“Why, you’re a little Cole from next door.”
“Yes,” said Jeremy. “I thought this was our pantry and it was yours. Wait a minute. I’m going to sneeze.” This he did, and then hurried on breathlessly: “Please let me go now and I’ll come in to-morrow and explain everything and pay for the cups and saucers. But I don’t want them to know that I’ve been out.”
“Here, pick the bits up at once,” she said, “or somebody will be cutting themselves. It’s just like that maid, having it out on the table. That settles it. She shall leave to-morrow.”
She put down the candle and pistol on the table, and then watched him while he picked up the pieces. They were not very many.
“And now please may I go?” said Jeremy again. “I didn’t mean to come into your house. I didn’t really. I’ll explain everything to-morrow.”
“No, you won’t,” said Miss Mackenzie grimly. “You’ll explain here and now.
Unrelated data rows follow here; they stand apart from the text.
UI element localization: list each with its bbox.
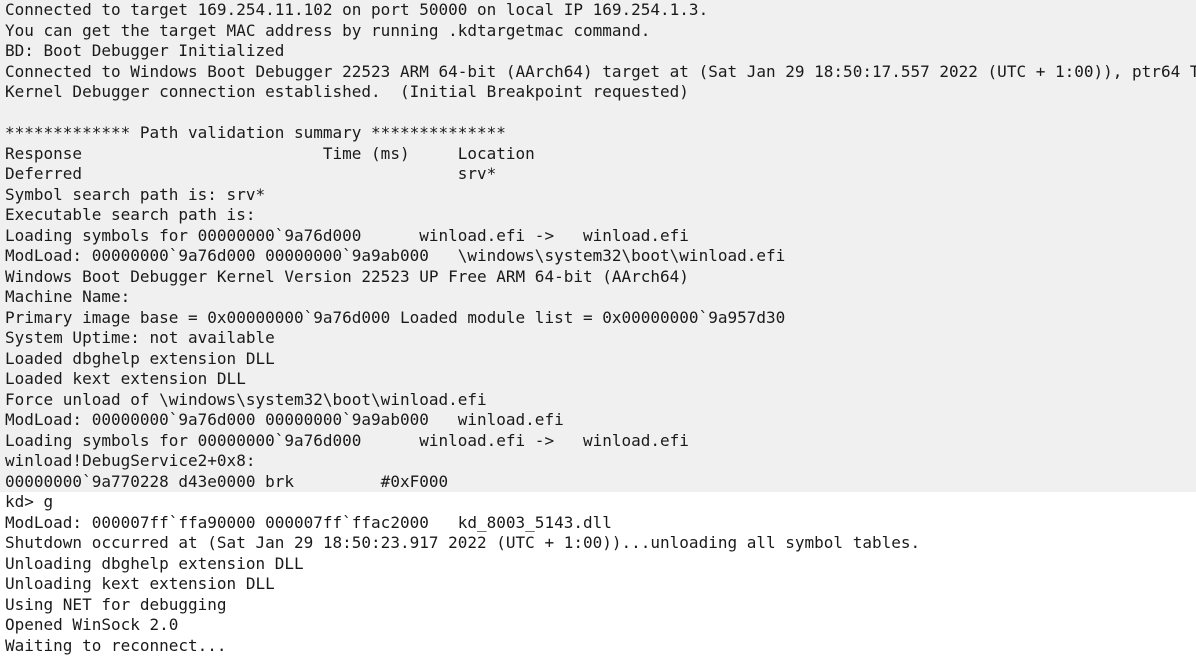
output-line: Machine Name: xyxy=(0,287,1196,308)
output-line xyxy=(0,102,1196,123)
output-line: Executable search path is: xyxy=(0,205,1196,226)
output-line: Primary image base = 0x00000000`9a76d000… xyxy=(0,307,1196,328)
output-line: Using NET for debugging xyxy=(0,594,1196,615)
output-line: Opened WinSock 2.0 xyxy=(0,615,1196,636)
output-line: Unloading kext extension DLL xyxy=(0,574,1196,595)
output-line: ************* Path validation summary **… xyxy=(0,123,1196,144)
output-line: Loaded kext extension DLL xyxy=(0,369,1196,390)
debugger-command-output[interactable]: Connected to target 169.254.11.102 on po… xyxy=(0,0,1196,656)
output-line: 00000000`9a770228 d43e0000 brk #0xF000 xyxy=(0,471,1196,492)
output-line: Response Time (ms) Location xyxy=(0,143,1196,164)
output-line: Kernel Debugger connection established. … xyxy=(0,82,1196,103)
output-line: Symbol search path is: srv* xyxy=(0,184,1196,205)
output-line: ModLoad: 00000000`9a76d000 00000000`9a9a… xyxy=(0,246,1196,267)
output-line: Deferred srv* xyxy=(0,164,1196,185)
output-line: Loaded dbghelp extension DLL xyxy=(0,348,1196,369)
output-line: Shutdown occurred at (Sat Jan 29 18:50:2… xyxy=(0,533,1196,554)
output-line: Unloading dbghelp extension DLL xyxy=(0,553,1196,574)
output-line: Connected to target 169.254.11.102 on po… xyxy=(0,0,1196,21)
output-line: System Uptime: not available xyxy=(0,328,1196,349)
output-line: Connected to Windows Boot Debugger 22523… xyxy=(0,61,1196,82)
output-line: Loading symbols for 00000000`9a76d000 wi… xyxy=(0,225,1196,246)
output-line: Loading symbols for 00000000`9a76d000 wi… xyxy=(0,430,1196,451)
output-line: BD: Boot Debugger Initialized xyxy=(0,41,1196,62)
output-history: Connected to target 169.254.11.102 on po… xyxy=(0,0,1196,492)
output-line: kd> g xyxy=(0,492,1196,513)
output-line: You can get the target MAC address by ru… xyxy=(0,20,1196,41)
output-line: winload!DebugService2+0x8: xyxy=(0,451,1196,472)
output-line: ModLoad: 000007ff`ffa90000 000007ff`ffac… xyxy=(0,512,1196,533)
output-current: kd> g ModLoad: 000007ff`ffa90000 000007ff… xyxy=(0,492,1196,656)
output-line: ModLoad: 00000000`9a76d000 00000000`9a9a… xyxy=(0,410,1196,431)
output-line: Windows Boot Debugger Kernel Version 225… xyxy=(0,266,1196,287)
output-line: Force unload of \windows\system32\boot\w… xyxy=(0,389,1196,410)
output-line: Waiting to reconnect... xyxy=(0,635,1196,656)
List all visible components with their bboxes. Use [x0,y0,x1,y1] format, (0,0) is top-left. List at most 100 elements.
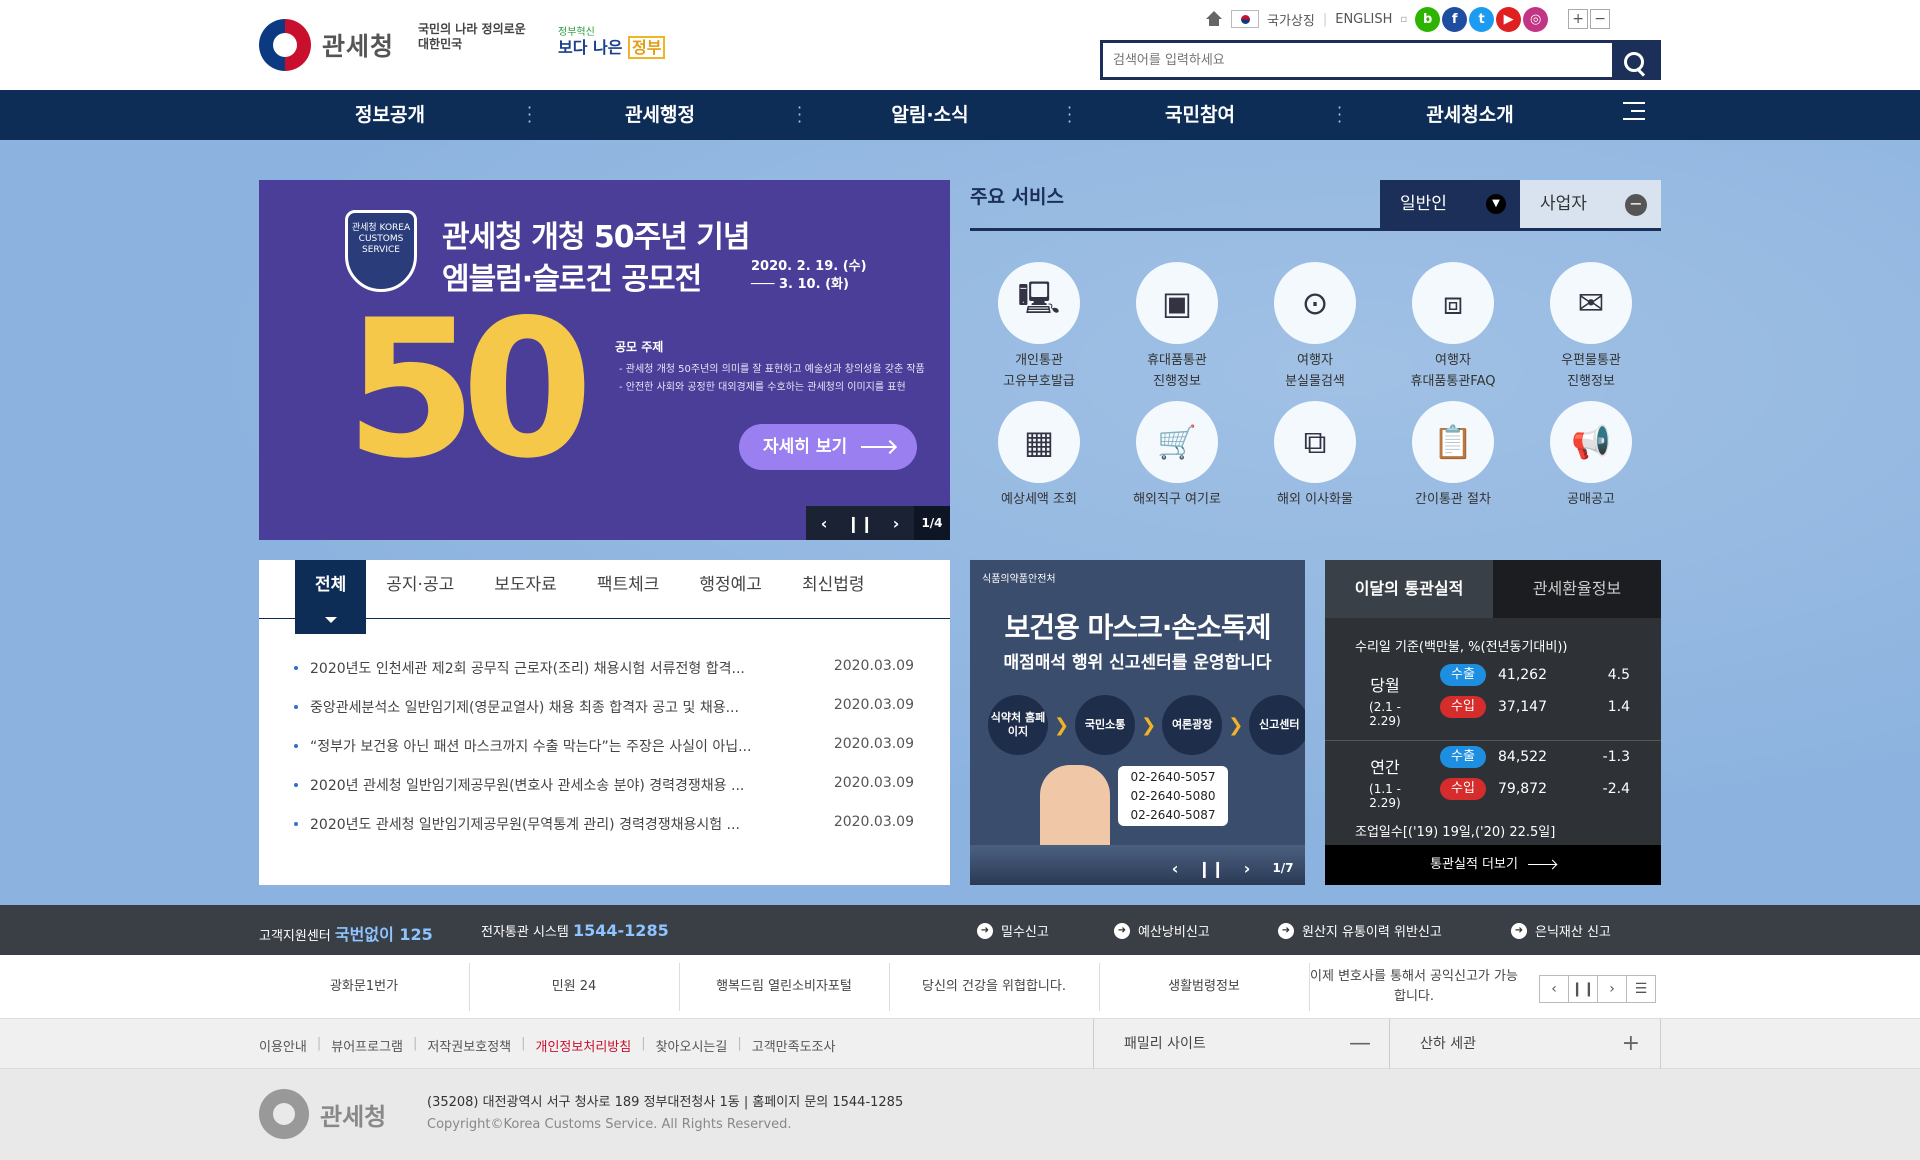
pause-button[interactable]: ❙❙ [1568,975,1598,1003]
search-box [1100,40,1661,80]
service-tax-estimate[interactable]: ▦ 예상세액 조회 [970,401,1108,510]
instagram-icon[interactable]: ◎ [1523,6,1549,32]
all-menu-icon[interactable] [1623,102,1645,122]
nav-customs-admin[interactable]: 관세행정 [560,90,760,140]
promo-pause-button[interactable]: ❙❙ [1193,851,1229,885]
service-auction-notice[interactable]: 📢 공매공고 [1522,401,1660,510]
news-title[interactable]: 중앙관세분석소 일반임기제(영문교열사) 채용 최종 합격자 공고 및 채용..… [310,700,739,716]
list-all-button[interactable]: ☰ [1626,975,1656,1003]
blog-icon[interactable]: b [1415,6,1441,32]
search-input[interactable] [1103,43,1612,77]
zoom-out-button[interactable]: − [1590,9,1611,29]
nav-news[interactable]: 알림·소식 [830,90,1030,140]
search-button[interactable] [1612,43,1658,77]
service-postal-progress[interactable]: ✉ 우편물통관 진행정보 [1522,262,1660,392]
twitter-icon[interactable]: t [1469,6,1495,32]
list-item[interactable]: 2020년도 관세청 일반임기제공무원(무역통계 관리) 경력경쟁채용시험 ..… [294,814,914,853]
new-window-icon: ▫ [1400,13,1408,25]
promo-banner[interactable]: 식품의약품안전처 보건용 마스크·손소독제 매점매석 행위 신고센터를 운영합니… [970,560,1305,885]
edi-number: 1544-1285 [573,921,669,940]
service-lost-item-search[interactable]: ⊙ 여행자 분실물검색 [1246,262,1384,392]
service-moving-goods[interactable]: ⧉ 해외 이사화물 [1246,401,1384,510]
footer-link[interactable]: 뷰어프로그램 [331,1036,403,1055]
report-budget-waste[interactable]: ➜ 예산낭비신고 [1114,921,1210,940]
english-link[interactable]: ENGLISH [1335,12,1392,27]
prev-button[interactable]: ‹ [1539,975,1569,1003]
footer-link[interactable]: 찾아오시는길 [656,1036,728,1055]
service-label: 해외 이사화물 [1277,492,1353,507]
mail-icon: ✉ [1550,262,1632,344]
stats-more-button[interactable]: 통관실적 더보기 [1325,845,1661,885]
nav-info-disclosure[interactable]: 정보공개 [290,90,490,140]
tab-exchange-rate[interactable]: 관세환율정보 [1493,560,1661,618]
main-navigation: 정보공개 · · · 관세행정 · · · 알림·소식 · · · 국민참여 · · · 관세청… [0,90,1920,140]
tab-notice[interactable]: 공지·공고 [366,560,474,618]
footer-link[interactable]: 고객만족도조사 [752,1036,836,1055]
related-link[interactable]: 광화문1번가 [259,955,469,1019]
stats-year-group: 연간 (1.1 - 2.29) [1355,754,1415,810]
promo-org: 식품의약품안전처 [982,574,1056,585]
list-item[interactable]: 2020년 관세청 일반임기제공무원(변호사 관세소송 분야) 경력경쟁채용 .… [294,775,914,814]
report-origin-violation[interactable]: ➜ 원산지 유통이력 위반신고 [1278,921,1442,940]
stats-month-group: 당월 (2.1 - 2.29) [1355,672,1415,728]
report-smuggling[interactable]: ➜ 밀수신고 [977,921,1049,940]
main-banner[interactable]: 관세청 KOREA CUSTOMS SERVICE 관세청 개청 50주년 기념… [259,180,950,540]
promo-next-button[interactable]: › [1229,851,1265,885]
slogan-banner[interactable]: 국민의 나라 정의로운 대한민국 [418,22,538,52]
footer-link-privacy[interactable]: 개인정보처리방침 [536,1036,632,1055]
services-title: 주요 서비스 [970,186,1065,208]
zoom-in-button[interactable]: + [1568,9,1589,29]
tab-latest-law[interactable]: 최신법령 [782,560,885,618]
family-site-select[interactable]: 패밀리 사이트 — [1093,1019,1391,1069]
next-button[interactable]: › [1597,975,1627,1003]
family-site-label: 패밀리 사이트 [1124,1036,1206,1052]
tab-press[interactable]: 보도자료 [474,560,577,618]
banner-pause-button[interactable]: ❙❙ [842,506,878,540]
promo-prev-button[interactable]: ‹ [1157,851,1193,885]
list-item[interactable]: 2020년도 인천세관 제2회 공무직 근로자(조리) 채용시험 서류전형 합격… [294,658,914,697]
related-link[interactable]: 이제 변호사를 통해서 공익신고가 가능합니다. [1309,955,1519,1019]
service-personal-code[interactable]: 🖳 개인통관 고유부호발급 [970,262,1108,392]
footer-link[interactable]: 이용안내 [259,1036,307,1055]
arrow-right-icon [1527,864,1556,865]
home-icon[interactable] [1205,11,1223,27]
tab-all[interactable]: 전체 [295,560,367,634]
customs-office-select[interactable]: 산하 세관 + [1389,1019,1661,1069]
service-simple-clearance[interactable]: 📋 간이통관 절차 [1384,401,1522,510]
news-title[interactable]: 2020년도 관세청 일반임기제공무원(무역통계 관리) 경력경쟁채용시험 ..… [310,817,740,833]
news-title[interactable]: 2020년 관세청 일반임기제공무원(변호사 관세소송 분야) 경력경쟁채용 .… [310,778,744,794]
news-title[interactable]: “정부가 보건용 아닌 패션 마스크까지 수출 막는다”는 주장은 사실이 아닙… [310,739,751,755]
banner-next-button[interactable]: › [878,506,914,540]
banner-more-button[interactable]: 자세히 보기 [739,424,917,470]
step-arrow-icon: ❯ [1054,714,1070,736]
tab-factcheck[interactable]: 팩트체크 [577,560,680,618]
site-logo[interactable]: 관세청 [259,19,394,71]
minus-icon: − [1625,194,1647,216]
tab-monthly-stats[interactable]: 이달의 통관실적 [1325,560,1493,618]
related-link[interactable]: 생활범령정보 [1099,955,1309,1019]
promo-step: 여론광장 [1162,695,1223,755]
stats-amount: 37,147 [1498,699,1547,715]
footer-link[interactable]: 저작권보호정책 [427,1036,511,1055]
service-carry-on-progress[interactable]: ▣ 휴대품통관 진행정보 [1108,262,1246,392]
tab-general[interactable]: 일반인 ▼ [1380,180,1520,228]
tab-business[interactable]: 사업자 − [1520,180,1661,228]
gov-innovation-banner[interactable]: 정부혁신 보다 나은 정부 [558,25,666,59]
banner-prev-button[interactable]: ‹ [806,506,842,540]
related-link[interactable]: 민원 24 [469,955,679,1019]
news-title[interactable]: 2020년도 인천세관 제2회 공무직 근로자(조리) 채용시험 서류전형 합격… [310,661,745,677]
service-traveler-faq[interactable]: ⧈ 여행자 휴대품통관FAQ [1384,262,1522,392]
facebook-icon[interactable]: f [1442,6,1468,32]
youtube-icon[interactable]: ▶ [1496,6,1522,32]
related-link[interactable]: 행복드림 열린소비자포털 [679,955,889,1019]
service-direct-purchase[interactable]: 🛒 해외직구 여기로 [1108,401,1246,510]
tab-admin-notice[interactable]: 행정예고 [679,560,782,618]
list-item[interactable]: 중앙관세분석소 일반임기제(영문교열사) 채용 최종 합격자 공고 및 채용..… [294,697,914,736]
national-symbol-link[interactable]: 국가상징 [1267,10,1315,29]
nav-participation[interactable]: 국민참여 [1100,90,1300,140]
footer-copyright: Copyright©Korea Customs Service. All Rig… [427,1117,792,1132]
list-item[interactable]: “정부가 보건용 아닌 패션 마스크까지 수출 막는다”는 주장은 사실이 아닙… [294,736,914,775]
related-link[interactable]: 당신의 건강을 위협합니다. [889,955,1099,1019]
nav-about[interactable]: 관세청소개 [1370,90,1570,140]
report-hidden-assets[interactable]: ➜ 은닉재산 신고 [1511,921,1611,940]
That’s a pretty thing to come breaking into somebody’s house after midnight, and then thinking you can go out just as easily as you came in. . . . You can sit down,” she said as a kind of afterthought, pointing to a chair.
“It isn’t anything really,” said Jeremy very quickly. “I mean that it isn’t anything you need mind. They dared me to run round the cathedral twice when the clock struck twelve, and I did it, and ran home and climbed into your house by mistake.”
“Who’s they?” asked Miss Mackenzie, gathering her quilt more closely about her.
“Bill Bartlett and Ernest Sampson,” he said, as though that must tell her everything. “The Dean’s son, you know; and I don’t like him, so when he dares me to anything I must do it, you see.”
“I don’t see at all,” said Miss Mackenzie. “It was a very wicked and silly thing to do. There are plenty of people I don’t like, but I don’t run round the cathedral just to please them.”